After another short intro track sets somewhat of a scene, Digital Black launches out of the gate with distorted gloomy guitar riffs from all three of King Gizzard’s axe men as Stu sings “Illusion, confusion, last human, digital black”. The tone here gets weird fast, with a new narrator in the form of a disembodied voice processor speaking as Han-Tyumi the cyborg expressing his desire to vomit and later to die, as humans do. It’s like one of those four A.M low-budget sci-fi movies you occasionally catch the first ten minutes of; as Han-Tyumi builds a machine like himself to achieve his goal of finally throwing up, Vomit Coffin perfectly nails the strangeness of this story with guitar riffs Tony Iommi would be proud of. Absurd it may be but it’s the sort of absurd rock King Gizzard do best. Closing track Murder of the Universe has Han-Tyumi vomiting outwards across the entire universe, across time, describing the grim process as the epic instrumental builds and climaxes as everything collapses in on itself. A heavy conclusion indeed, even if it isn’t a happy one.

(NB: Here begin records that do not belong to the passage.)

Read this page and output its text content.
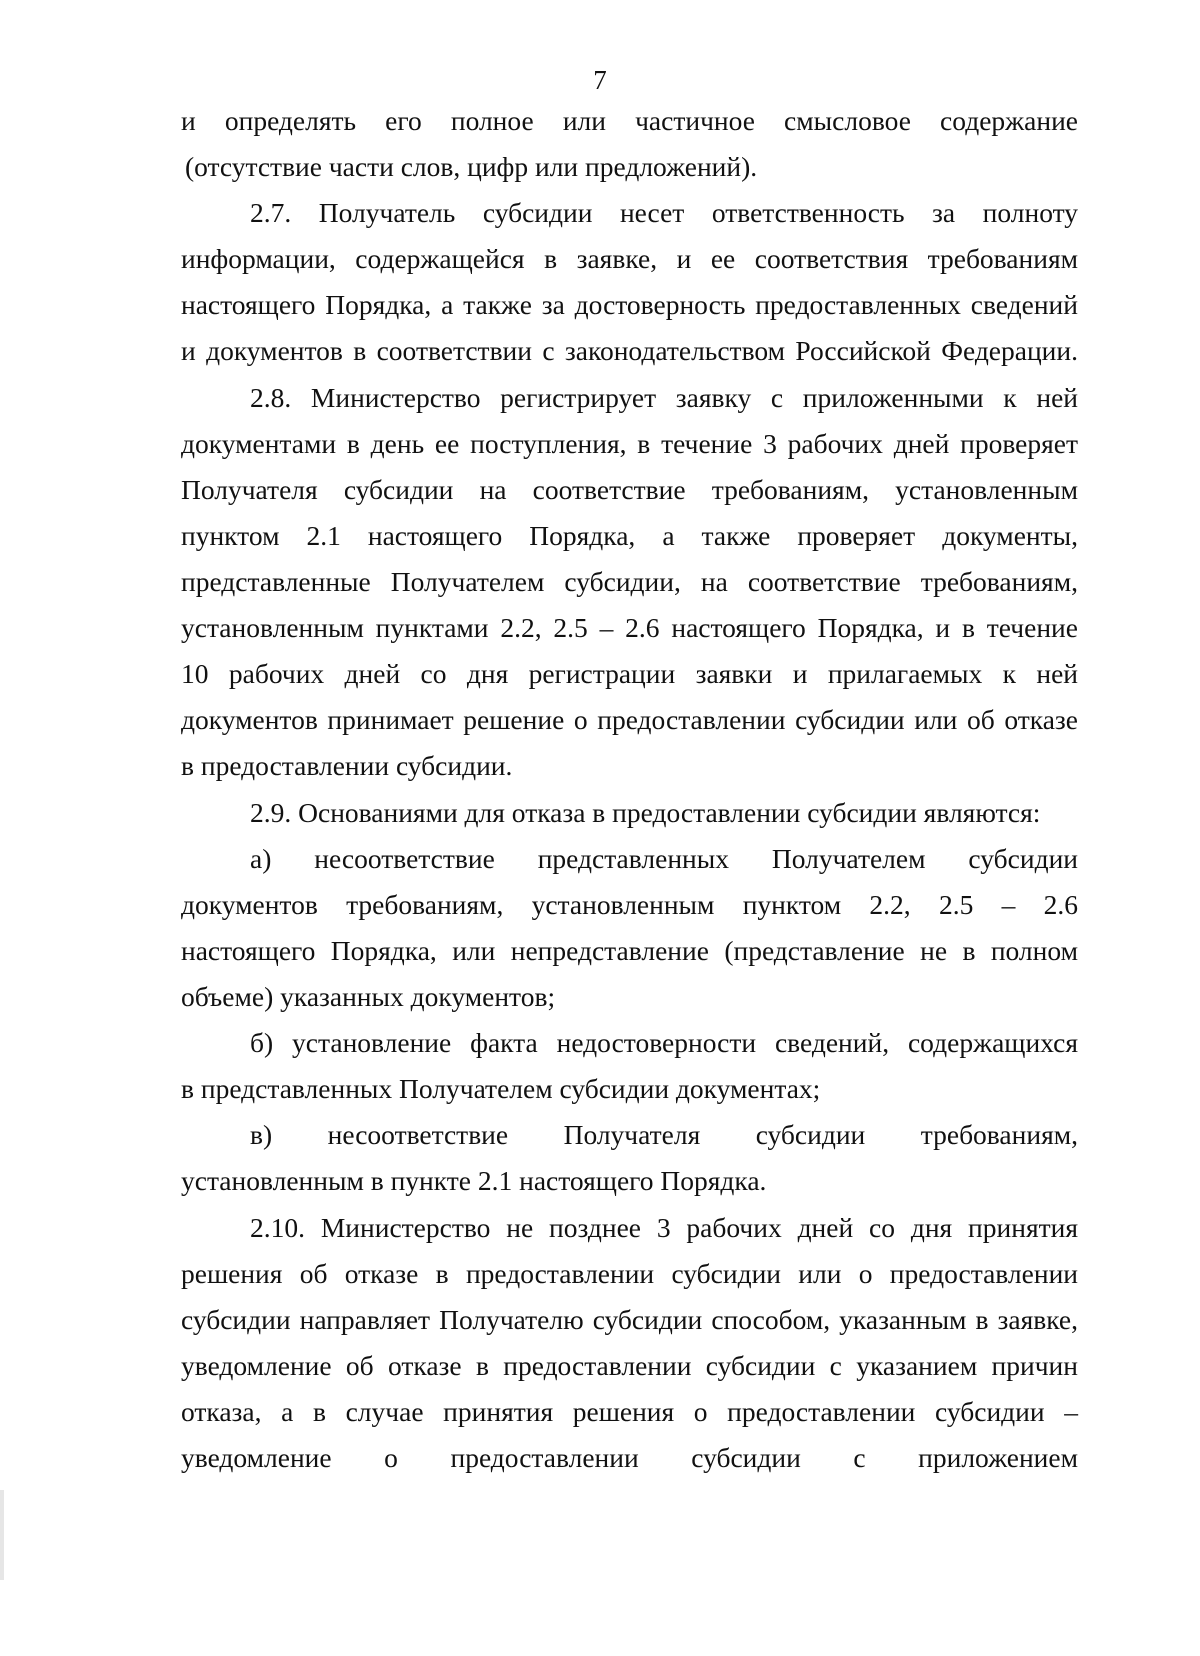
7
и определять его полное или частичное смысловое содержание
(отсутствие части слов, цифр или предложений).
2.7. Получатель субсидии несет ответственность за полноту
информации, содержащейся в заявке, и ее соответствия требованиям
настоящего Порядка, а также за достоверность предоставленных сведений
и документов в соответствии с законодательством Российской Федерации.
2.8. Министерство регистрирует заявку с приложенными к ней
документами в день ее поступления, в течение 3 рабочих дней проверяет
Получателя субсидии на соответствие требованиям, установленным
пунктом 2.1 настоящего Порядка, а также проверяет документы,
представленные Получателем субсидии, на соответствие требованиям,
установленным пунктами 2.2, 2.5 – 2.6 настоящего Порядка, и в течение
10 рабочих дней со дня регистрации заявки и прилагаемых к ней
документов принимает решение о предоставлении субсидии или об отказе
в предоставлении субсидии.
2.9. Основаниями для отказа в предоставлении субсидии являются:
а) несоответствие представленных Получателем субсидии
документов требованиям, установленным пунктом 2.2, 2.5 – 2.6
настоящего Порядка, или непредставление (представление не в полном
объеме) указанных документов;
б) установление факта недостоверности сведений, содержащихся
в представленных Получателем субсидии документах;
в) несоответствие Получателя субсидии требованиям,
установленным в пункте 2.1 настоящего Порядка.
2.10. Министерство не позднее 3 рабочих дней со дня принятия
решения об отказе в предоставлении субсидии или о предоставлении
субсидии направляет Получателю субсидии способом, указанным в заявке,
уведомление об отказе в предоставлении субсидии с указанием причин
отказа, а в случае принятия решения о предоставлении субсидии –
уведомление о предоставлении субсидии с приложением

I find myself having gone through this strange puke covered wormhole King Gizzard have made several times now and, ultimately, still unsure on it as a record. As always, the compressed, lo-fi production and tight performances balance out with the oddities or misfires in the lyrics; and in the case of this album most of the spoken word as well. The narrative is really a mess, one for the Reddit forums to pore over and decide where it fits into the Gizzard canon (the album art for instance is the last few album covers the band have released merged together so that’s significant somehow). In the end, nothing is really fleshed out enough to be truly brilliant. There are standout tracks but perhaps they would have been best as individual releases, while a concept album this short fails to pull together anything that really sticks with you. But it’s hard to stay on the cutting edge after all, and right now King Gizzard remain one of the few rock bands anywhere near it. Even if they are a bit obsessed with being sick.